Africans! “Wake up” and Work to Avoid “Sinful” Western Aid, Says Uganda’s President

Mike Pflanz, Telegraph (London), July 2, 2014

Aid that comes tied with demands for fair treatment of homosexuals is “unreligious” and “sinful”, and Africans do not need handouts if they “stop sleeping and work”, Uganda’s president has said.

Several Western countries reduced funding to Yoweri Museveni’s government in February after he signed into law new legislation imposing life sentences for being gay.

The aid cuts were welcome because they had “aroused” Ugandans and made them realise they needed to “undertake serious work” to build self-reliance, Mr Museveni told a religious conference in the capital, Kampala.

“Uganda does not need aid,” he said. “Uganda is so rich, we should be the ones to give aid. The only thing we need from the world is trade, if they can buy our products. Aid becomes important only when people are asleep.”
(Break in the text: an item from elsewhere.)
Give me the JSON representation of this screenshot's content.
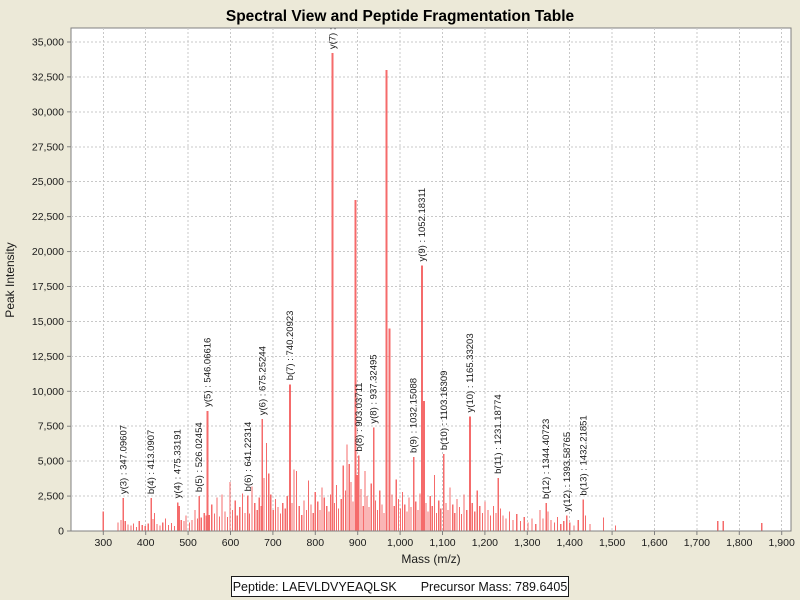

The only thing that Africans “do well”, the 69-year-old president said, was “multiply and fill the Earth”, while not working hard to ensure productivity to feed all the continent’s people. That, he said, was what led to reliance on aid.

It was “unreligious” to offer aid with strings attached, including demands to treat homosexuals, bisexuals and transgender people equally with others, he said.

“That is a bad omen, you are committing a sin to offer that aid, or to receive it,” he said.

Mr Museveni has become known for his long speeches justifying his government’s anti-gay laws by claiming that homosexuality is a “lifestyle choice” and Western attempts to impose equality were “social imperialism”.

British aid had already been diverted away from directly funding the Ugandan government, and the GBP83 million that the Department for International Development spends annually in the country goes through approved charities.

The US last month cut aid, imposed visa restrictions and cancelled a military exercise it planned with the Ugandan army, in Barack Obama’s latest sanctions against Mr Museveni over the new laws.

Norway and Denmark had also earlier reduced their funding to Mr Museveni’s government. He has been in power for 28 years and appears unwilling to step down.

“The president is a religious man, he sees aid which comes from religious organisations that then add demands over gay people to be unreligious, and he is right that we don’t need it,” said Tamale Mirundi, a spokesman for Mr Museveni.

“In his speech he made clear that Uganda can be self-reliant, and the aid cuts have woken us up and invigorated us. The president has always opposed aid, from the beginning.”